Yapılan son piyasa araştırmalarında toplumun en az yüzde 60'ının "Türkiye'nin bir numaralı sorunu olarak ekonomik çıkmazı" göstermesi, memleketin içine yuvarlandığı yıkımın nasıl kahredici bir manzara yansıttığını gösteriyor ama, AKP iktidarı zengini zengin- yoksulu yoksul yapan son 18 yıldaki politikalarından zerre kadar geri adım atmıyor...

Ve iktidar, en azından milyonlarca emeklinin döviz çılgınlığı ile birlikte hızla eriyen maaşına müdahale etmiyor, dar gelirliye nefes aldıracak bir çözüm yolu göstermemek için de utanç verici bir siyaset yürütüyor...

Niçin kahroluyoruz biliyor musunuz;

Türkiye böyle bir bataktayken, halen Kanal İstanbul'la uğraşan, yap- işlet- devret bataklığını büyüten köprüler- hastaneler- yollar yaparak devlet kaynaklarını tüketen ve ortaya çıkan açığı, işkence haline gelen ağır vergilerle kapatmaya çalışan iktidarı tepetaklak edecek bir siyasi güç yaratılamıyor...
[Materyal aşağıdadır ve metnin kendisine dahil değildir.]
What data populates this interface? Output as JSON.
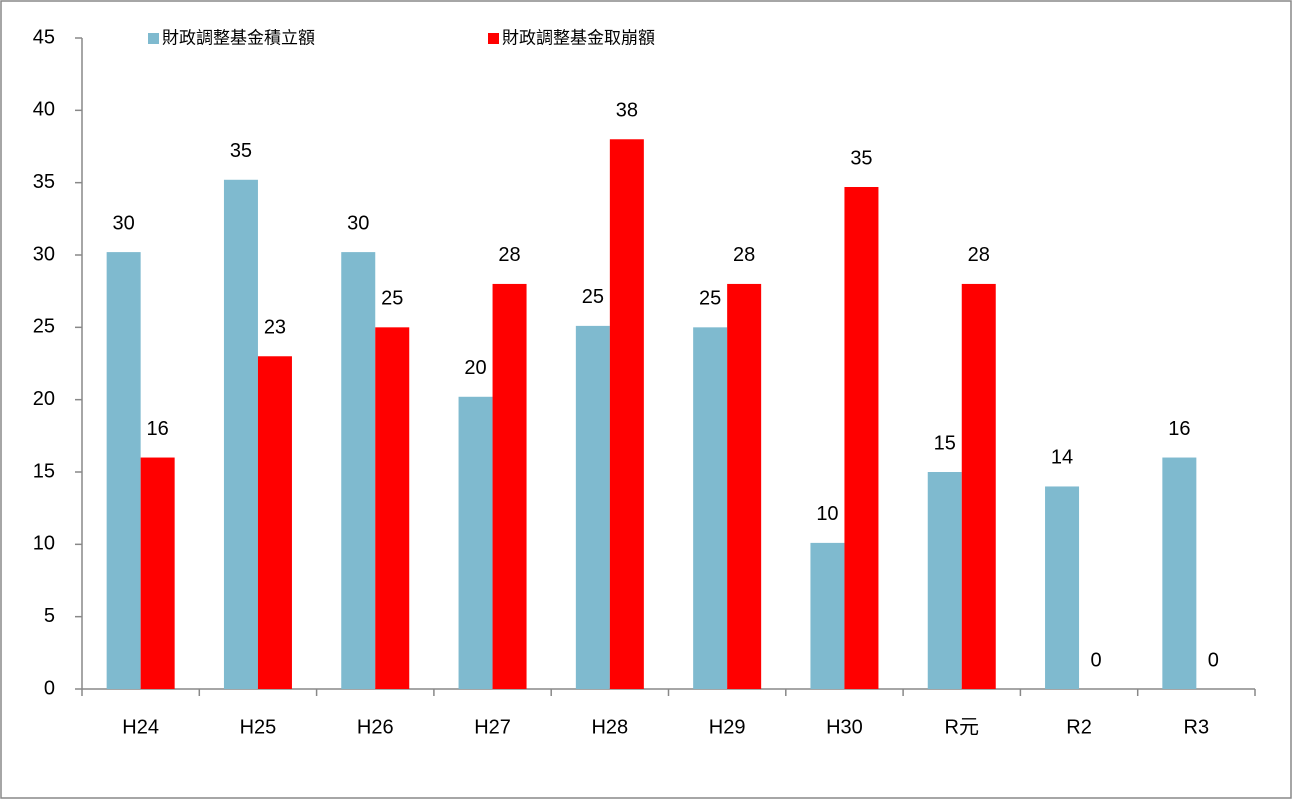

Türkiye'de muhalefet, salı günlerindeki grup toplantılarında Erdoğan'ın ve AKP'nin icraatlarına yanıt vererek vakit geçirmekten vazgeçmediği sürece, hiç kuşkunuz olmasın bu millet sadece açlık ve sefalete değil, çaresizlikle de mücadele etmeye devam edecek...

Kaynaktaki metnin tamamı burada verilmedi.